DeepSeek Open Source Week Day 5
Open sourced parallel file system 3FS to improve efficiency of AI model training and inference. On the fifth day, DeepSeep introduced 3FS, a pusher designed for full data access to improve AI model training and inference efficiency. Additionally, DeepSeek also open sourced the data processing framework Smallpond based on 3FS, which further enhances data management capabilities for more convenient and efficient data processing. Global developers can use these open source projects for secondary development and improvement, potentially advancing the application of AI technology in more areas.
DeepSeek Open Source Week Day 6
Introduced the inference system of DeepSeek-V3/R1, with a (theoretical) profit margin of up to 545%. According to the official WeChat public account of Machine Heart, on March 1, DeepSeek's official X account was updated again, announcing that the "Open Source Week" is still ongoing.
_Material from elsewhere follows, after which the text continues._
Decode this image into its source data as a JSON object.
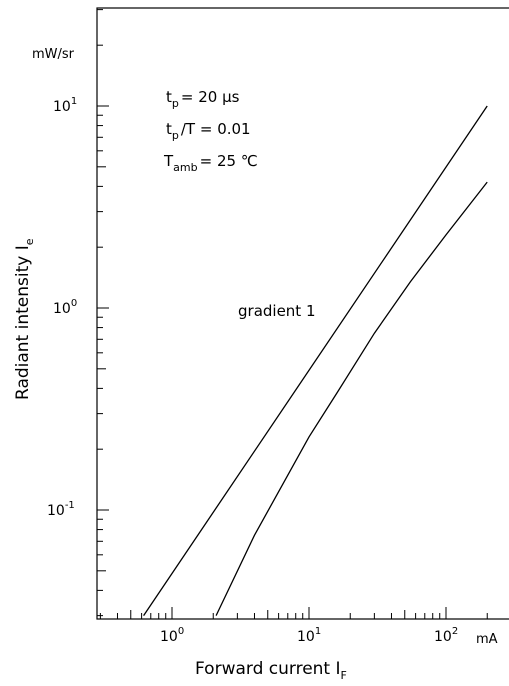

However, on the sixth day, DeepSeek did not open source any new software libraries, but instead introduced the inference system of DeepSeek-V3/R1. The inference system of DeepSeek-V3/R1 uses cross-node EP-driven batch expansion, computation-communication overlap, and load balancing to optimize throughput and latency. DeepSeek also provided statistics on its online services: each H800 node achieves 73.7k/14.8k tokens per second input/output; with a theoretical profit margin of up to 545%. After analyzing all user requests from web pages, apps, and APIs, if all tokens are priced according to DeepSeek-R1 (0.14 USD per million input tokens (cache hit), 0.55 USD per million input tokens (cache miss), 2.19 USD per million output tokens), the total daily revenue would be 562,027 USD, with a profit margin of 545%. However, DeepSeek stated that the actual income is significantly lower than this number, for the following reasons: the pricing of DeepSeek-V3 is significantly lower than R1, and only some services are monetized (web page and app access remain free).Free, automatically applying night discounts during off-peak hours.Risk Notice: The technological development may not meet expectations, and the company's business expansion may not meet expectations.